Understanding Memory Management in Java
Memory management is one of the most critical aspects of any programming language. Java abstracts away most of the low-level memory management tasks. This makes it more secure and less error-prone compared to languages like C/C++.
Java Virtual Machine (JVM)
JVM is a virtual machine that enables a computer to run programs that compiled to Java bytecode. It is the one that actually calls the main method in our code. It is a specification, not an implementation.
JVM is the one that makes Write Once Run Anywhere (WORA) slogan possible. Different implementations become interoperable by following this specification when implementing JVM. Thus, Java programs can run on different machines independently of underlying hardware.
JVM Memory Structure
JVM divides its memory into several components, each serving a special purpose.
Method Area: When a Java program is executed, Class Loader in JVM loads classes as they are referenced (needed). When a class is loaded JVM generates several pieces of information such as field and method data, method bytecode and runtime constants. Then it stores these information in the method area. Method area is shared among all threads of a Java application.
Stack Area: This area used for managing method invocations and local variables. Each thread in a Java program has its own stack that is created when associated thread is created. After a thread terminates JVM destroys the stack associated with it.
PC Registers: Each thread also has a program counter registers associated with it that store the address of currently executing instruction of a thread.
Native Method Stacks: For each thread, there is a native method stack for native methods implemented in other languages such as C/C++. Java Native Interface (JNI) calls these stacks.
Heap: Runtime data area which stores information of all objects. It is created when JVM starts up. Objects created with the new keyword are stored here, while their references are stored in stack area. Heap consists of two parts called Young Generation and Old Generation in Java 8 and later versions.
Automatic Memory Allocation and Garbage Collection
In languages like C when we want to create an object, we first need to allocate space from heap. When we no longer need that object, we must deallocate that memory space. The reason for this is that the objects we create throughout the program can fill up the memory, causing the program to crash or causing memory leak. This process, which needs to be done manually by the programmer in languages such as C, is performed automatically in Java.
When a Java program creates an object with “new” keyword, it is stored in heap area. As the program creates more and more objects heap memory can become full. For this reason, garbage collector periodically runs in the background, looks at heap memory time to time, identifies which objects are currently used by a program and which are not. Then it deletes the unused objects to reclaim that memory. This process optimizes memory usage and results in better performance.

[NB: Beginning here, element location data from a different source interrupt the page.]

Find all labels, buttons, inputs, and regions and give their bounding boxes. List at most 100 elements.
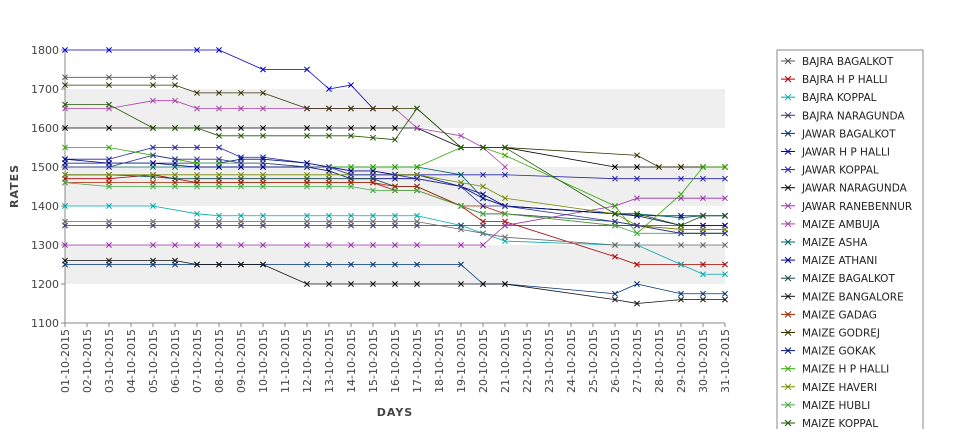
legend-label: JAWAR KOPPAL (801, 165, 879, 177)
series (62, 195, 728, 248)
data-point (722, 175, 728, 182)
data-point (700, 164, 706, 170)
series-line (65, 104, 725, 226)
x-tick-label: 09-10-2015 (235, 329, 248, 393)
legend-swatch-marker (784, 75, 792, 83)
data-point (150, 183, 156, 190)
data-point (414, 164, 420, 170)
data-point (304, 242, 310, 248)
y-tick-label: 1500 (31, 161, 59, 174)
data-point (216, 212, 222, 219)
legend-label: MAIZE ATHANI (802, 255, 877, 267)
data-point (612, 218, 618, 225)
data-point (678, 175, 684, 182)
data-point (62, 101, 68, 108)
data-point (414, 261, 420, 268)
legend-label: BAJRA BAGALKOT (802, 56, 894, 68)
data-point (634, 222, 640, 229)
x-tick-label: 29-10-2015 (675, 329, 688, 393)
data-point (370, 164, 376, 170)
data-point (194, 171, 200, 178)
legend-item: JAWAR RANEBENNUR (781, 201, 912, 213)
data-point (194, 105, 200, 112)
data-point (370, 105, 376, 112)
legend-swatch-marker (784, 57, 792, 65)
legend-label: MAIZE HAVERI (802, 382, 877, 394)
legend-item: JAWAR H P HALLI (781, 147, 890, 159)
x-tick-label: 27-10-2015 (631, 329, 644, 393)
legend-label: MAIZE GOKAK (802, 346, 877, 358)
legend-item: MAIZE H P HALLI (781, 364, 889, 376)
legend-item: MAIZE GODREJ (781, 328, 880, 340)
data-point (216, 47, 222, 53)
data-point (172, 183, 178, 190)
data-point (722, 242, 728, 248)
data-point (326, 242, 332, 248)
x-tick-label: 31-10-2015 (719, 329, 732, 393)
data-point (106, 218, 112, 225)
legend-swatch-marker (784, 274, 792, 282)
data-point (326, 212, 332, 219)
x-tick-label: 01-10-2015 (59, 329, 72, 393)
data-point (150, 74, 156, 81)
series-layer (62, 47, 728, 307)
data-point (414, 281, 420, 287)
data-point (260, 218, 266, 225)
legend-label: JAWAR RANEBENNUR (801, 201, 912, 213)
data-point (392, 212, 398, 219)
data-point (392, 187, 398, 194)
series-line (64, 182, 725, 234)
legend-item: MAIZE ATHANI (781, 255, 877, 267)
data-point (304, 261, 310, 268)
data-point (634, 261, 640, 268)
data-point (722, 296, 728, 303)
data-point (678, 212, 684, 219)
data-point (194, 156, 200, 163)
x-tick-label: 15-10-2015 (367, 329, 380, 393)
legend-items: BAJRA BAGALKOT BAJRA H P HALLI BAJRA KOPPA… (781, 56, 912, 430)
y-axis-title: RATES (8, 164, 21, 208)
legend-swatch-marker (784, 383, 792, 391)
data-point (238, 171, 244, 178)
data-point (106, 82, 112, 89)
data-point (480, 183, 486, 190)
x-tick-label: 12-10-2015 (301, 329, 314, 393)
data-point (700, 261, 706, 268)
data-point (216, 105, 222, 112)
data-point (700, 242, 706, 248)
legend-item: MAIZE BAGALKOT (781, 273, 895, 285)
data-point (172, 242, 178, 248)
data-point (392, 171, 398, 178)
legend-item: JAWAR KOPPAL (781, 165, 879, 177)
data-point (216, 144, 222, 151)
data-point (348, 218, 354, 225)
data-point (216, 132, 222, 139)
data-point (304, 105, 310, 112)
y-tick-label: 1400 (31, 200, 59, 213)
data-point (260, 171, 266, 178)
legend-item: MAIZE GADAG (781, 309, 877, 321)
data-point (722, 290, 728, 297)
data-point (678, 296, 684, 303)
x-axis-title: DAYS (377, 406, 413, 419)
data-point (480, 222, 486, 229)
legend-item: MAIZE GOKAK (781, 346, 877, 358)
data-point (370, 242, 376, 248)
data-point (502, 234, 508, 241)
x-tick-label: 10-10-2015 (257, 329, 270, 393)
data-point (392, 164, 398, 170)
data-point (700, 195, 706, 202)
data-point (634, 164, 640, 170)
data-point (304, 183, 310, 190)
data-point (62, 82, 68, 89)
data-point (700, 230, 706, 237)
data-point (62, 179, 68, 186)
data-point (392, 105, 398, 112)
data-point (304, 218, 310, 225)
data-point (370, 187, 376, 194)
series (62, 101, 728, 229)
data-point (348, 281, 354, 287)
data-point (238, 125, 244, 131)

Basic garbage collection process can be described as follows.
Generational Garbage Collection
Most objects in a program have short lifetimes. This means that the majority of objects become garbage relatively quickly after being created. However, some objects in an application have longer lifetimes and continue to be referenced for a more extended period. For this reason, a heap structure that separates objects that have short lifetimes from objects with longer lifetimes. In this way, instead of processing all objects, the garbage collector can focus on Young Generation, where new objects are created. Garbage collector can reduce the load on it and increase performance by working less in Old Generation, where the objects with a longer lifetime resides.
Minor Garbage Collection: Young generation garbage collection
Major Garbage Collection (Full GC): GC scans the entire heap
Generational garbage collection process can be described as follows.
When the eden space fills up, a minor garbage collection is triggered.
Garbage Collector Options
Serial GC: Uses single thread for garbage collection
Parallel GC: Uses multiple threads for garbage collection
Concurrent Mark-Sweep (CMS) Garbage Collector, Garbage-First (G1) Garbage Collector…
Garbage Collector Tuning
Process of optimizing the performance of the garbage collector in a Java application by adjusting various garbage collector settings and options.
- Monitor and profile the application’s garbage collection behavior with tools like VisualVM
- Choose the right garbage collector
- Tune its behavior by adjusting various JVM options such as heap size, thread count related to garbage collection.
Memory Management Best Practices
String Handling: Java strings are immutable, which means each modification creates a new string object. Be mindful of string concatenation within loops, as it can lead to unnecessary object creation. Use StringBuilder or StringBuffer for more efficient string manipulation, especially when dealing with extensive string concatenations.
Use Primitive Data Types: Prefer using primitive data types instead of their corresponding wrapper classes (e.g., int instead of Integer). This reduces memory overhead.
Collection Sizing: When using collections like ArrayList or HashMap, consider initializing them with an appropriate initial capacity if you know the approximate size they will hold. This can prevent frequent resizing and memory reallocation.
Avoid Unnecessary Object Creation: Avoid creating objects unnecessarily, especially inside loops. Reusing objects or using object pooling can reduce memory allocation overhead.
Properly Close Resources: When using resources like files, database connections, or network sockets, make sure to close them properly when they are no longer needed. Failing to close resources can lead to resource leaks and increased memory usage.